The High Authority for Health has updated its recommendations surrounding Lyme disease to offer more “personalized” management and avoid diagnostic wandering.
- The High Authority for Health has just published its new recommendations on Lyme disease.
- This update aims to harmonize clinical practices, to help healthcare professionals in their diagnostic and therapeutic approaches, but also to avoid medical wandering to patients.
- If the symptoms persist after antibiotic treatment, the patient suffers from post-burreliosis syndrome treated.
Lyme borreliosis, also called Lyme disease, is an infection due to a bacteria transmitted by a tick bite (genus IXodes). Nearly 47,000 cases were diagnosed in France in 2021, but this number could well be greater since patients experienced significant medical wandering before one can put a name on their disorders.
The High Authority for Health (HAS) published on February 18, 2025 of new recommendations To improve the diagnosis of Lyme disease as well as the care of patients whose symptoms persist.
Persistent Lyme disease: “a recognized and deepening pathology”
The 2018 HAS recommendations were updated at the beginning of 2025 in order to avoid “The medical wandering of any patient reached or likely to have these pathologies”. To this object, the HAS reminds the medical world that the long -term persistence of symptoms during a Lyme disease by antibiotic therapy is “A recognized and deepening pathology”. In addition, faced with numerous and above all variable symptoms from one patient to another, it requires that a “Personalized, global and multidisciplinary care” Let are offered to patients with this disorder.

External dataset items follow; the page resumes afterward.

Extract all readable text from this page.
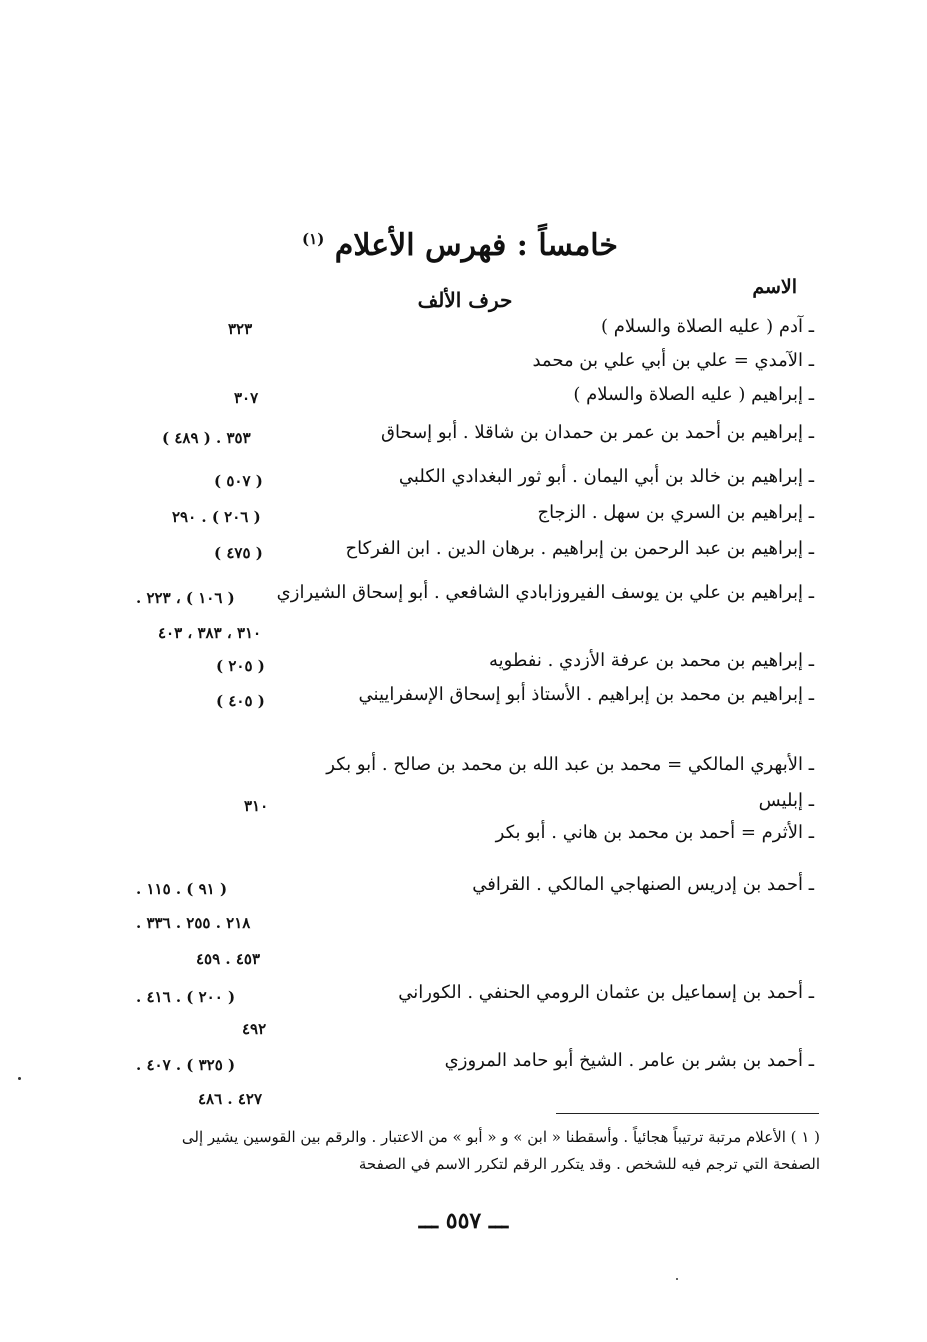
خامساً : فهرس الأعلام $^{(١)}$
الاسم
حرف الألف
ـ آدم ( عليه الصلاة والسلام )
٣٢٣
ـ الآمدي = علي بن أبي علي بن محمد
ـ إبراهيم ( عليه الصلاة والسلام )
٣٠٧
ـ إبراهيم بن أحمد بن عمر بن حمدان بن شاقلا . أبو إسحاق
٣٥٣ . ( ٤٨٩ )
ـ إبراهيم بن خالد بن أبي اليمان . أبو ثور البغدادي الكلبي
( ٥٠٧ )
ـ إبراهيم بن السري بن سهل . الزجاج
( ٢٠٦ ) . ٢٩٠
ـ إبراهيم بن عبد الرحمن بن إبراهيم . برهان الدين . ابن الفركاح
( ٤٧٥ )
ـ إبراهيم بن علي بن يوسف الفيروزابادي الشافعي . أبو إسحاق الشيرازي
( ١٠٦ ) ، ٢٢٣ .
٣١٠ ، ٣٨٣ ، ٤٠٣
ـ إبراهيم بن محمد بن عرفة الأزدي . نفطويه
( ٢٠٥ )
ـ إبراهيم بن محمد بن إبراهيم . الأستاذ أبو إسحاق الإسفراييني
( ٤٠٥ )
ـ الأبهري المالكي = محمد بن عبد الله بن محمد بن صالح . أبو بكر
ـ إبليس
٣١٠
ـ الأثرم = أحمد بن محمد بن هاني . أبو بكر
ـ أحمد بن إدريس الصنهاجي المالكي . القرافي
( ٩١ ) . ١١٥ .
٢١٨ . ٢٥٥ . ٣٣٦ .
٤٥٣ . ٤٥٩
ـ أحمد بن إسماعيل بن عثمان الرومي الحنفي . الكوراني
( ٢٠٠ ) . ٤١٦ .
٤٩٢
ـ أحمد بن بشر بن عامر . الشيخ أبو حامد المروزي
( ٣٢٥ ) . ٤٠٧ .
٤٢٧ . ٤٨٦
( ١ ) الأعلام مرتبة ترتيباً هجائياً . وأسقطنا « ابن » و « أبو » من الاعتبار . والرقم بين القوسين يشير إلى
الصفحة التي ترجم فيه للشخص . وقد يتكرر الرقم لتكرر الاسم في الصفحة
ـــ ٥٥٧ ـــ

Believing that he is “necessary to improve understanding and acceptance by the medical profession and the general public of the concept of post-infectious syndrome as pathology in itself“, HAS also details the symptoms which make it possible to repeat this pathology called Post-Borreliosis syndrome treated (or PTLDS: Post-Treatment Lyme Disease Syndrome in English).
Patients can present:
- unusual and disabling fatigue;
- musculoskeletal pain;
- Cognitive disorders (memory, concentration) persistent for more than six months after the end of treatment.
“These prolonged symptoms affect the daily life and quality of life of patients and receive in Europe between 6 and 20 % of patients treated for Lyme borreliosis“, Specifies the has.
PTLDS: What support for the patient?
In the updating of its recommendations, the High Authority for Health details the care which is now recommended in the event of suspicion of PTLDS. The patient must be sent “Preferably” to a jurisdiction center for tick-related vector diseases (CC-MVT) or a reference center for tick-related vector diseases (CR-MVT). “Once the diagnosis has been established, the management can be continued by these centers related to the attending physician. Psychological support or even physical rehabilitation can also be proposed”writes the organization.
The HAS also clarified the driving to be due to the appearance of the first symptoms of Lyme disease. Most often, it is a migrant erythema occurring within 30 days of the bite of an infected tick. The diagnosis is mainly based on a clinical assessment. However, diagnostic tests are also available, such as the Lyme serological test. When the infection is confirmed, an appropriate antibiotic treatment is systematically recommended.
Experts take advantage of their publication to request the holding of scientific work to better understand the mechanisms of the disorder or even improve diagnostic and therapeutic strategies. “”The objective being to better know the disease in order to be able to propose suitable treatments and highlight biological, psychological and social risk factors “they conclude.